All Authorized User data will be maintained in the GoCo Platform and associated storage systems during the Term associated with the applicable GSA between you as Authorized User and GoCo.io. At the termination of such GSA, your access will be terminated (unless picked up through a different employer or you personally) and GoCo.io will neither have an obligation to continue retaining such Authorized User data (except as otherwise required under the law or any applicable regulations) nor to erase such Authorized User data. However, while such Authorized User data is in the possession of GoCo.io, it will continue to protect the confidentiality of such Authorized User data, subject to the terms and conditions of this Policy.
Upon an explicit written request from the Client Full Access Administrator, GoCo.io will make every reasonable effort to delete all Client data from the GoCo.io platform within 30 days.
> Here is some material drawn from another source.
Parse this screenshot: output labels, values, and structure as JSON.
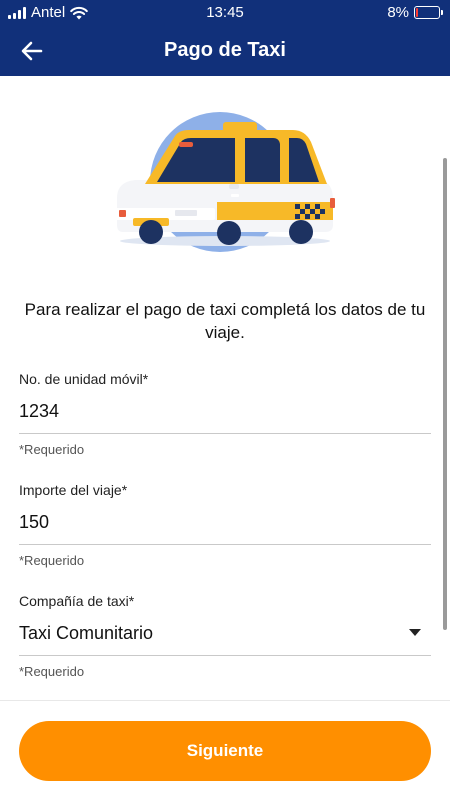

If more than 30 days are required, GoCo will communicate the expected timeline and the reason for the delay to the Client Full Access Administrator.
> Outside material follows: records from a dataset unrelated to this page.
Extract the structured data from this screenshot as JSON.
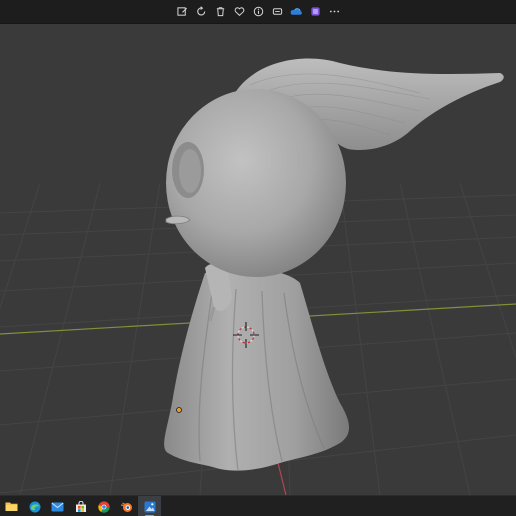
{
  "toolbar": {
    "buttons": [
      {
        "icon": "edit-image-icon"
      },
      {
        "icon": "rotate-icon"
      },
      {
        "icon": "delete-icon"
      },
      {
        "icon": "favorite-icon"
      },
      {
        "icon": "info-icon"
      },
      {
        "icon": "share-icon"
      },
      {
        "icon": "onedrive-icon"
      },
      {
        "icon": "clipchamp-icon"
      },
      {
        "icon": "more-options-icon"
      }
    ]
  },
  "viewport": {
    "background": "#3a3a3a",
    "grid_color": "#464646",
    "x_axis_color": "#8a9a3a",
    "y_axis_color": "#b0454f",
    "model_color": "#9e9e9e"
  },
  "taskbar": {
    "apps": [
      {
        "icon": "file-explorer-icon"
      },
      {
        "icon": "edge-icon"
      },
      {
        "icon": "mail-icon"
      },
      {
        "icon": "store-icon"
      },
      {
        "icon": "chrome-icon"
      },
      {
        "icon": "blender-icon"
      },
      {
        "icon": "photos-app-icon",
        "active": true
      }
    ]
  }
}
In the absence of a request from a Client Full Access Administrator, data of Authorized Users will be retained indefinitely. Records are retained indefinitely because GoCo.io is used as the primary system of record by Clients and stores what may be the only copies of employment contracts, employment verification documents, performance assessments, time off usage, payroll information, insurance benefits, and other areas where legitimate processing interests exist.
EXPORT / IMPORT OF AUTHORIZED USER DATA
The GoCo Platform is operated from, and Authorized User data is currently stored within, servers located in the United States. In situations in which you access and use the GoCo Platform from locations outside the United States, GoCo.io needs or desires to operate a portion or all of the GoCo Platform and/or its associated storage systems outside the United States, or GoCo.io expands the scope of GoCo.io’s operations overseas, your Authorized User data including personally identifiable information may be stored outside of the United States. By accessing and using the GoCo Platform, you as Authorized User consent to the transfer of your Authorized User Data including personally identifiable information into and out of the United States.
This Policy may be updated by GoCo.io at any time, and the associated date of last update is provided below. Please check this Policy often to ensure that you as Authorized User are aware of its modifications and are correspondingly apprised of its applicable terms and conditions.
INFORMATION ABOUT US
Goco.io is owned and operated by GoCo.io, Inc.
Which is a C-Corp registered at:
4747 Research Forest Dre, Ste 180 #246
The Woodlands, TX 77381
The HRx service is offered by Unum Group
Which is located at:
One Fountain Square
Chattanooga, TN 37402
This document was last updated on October 22, 2019.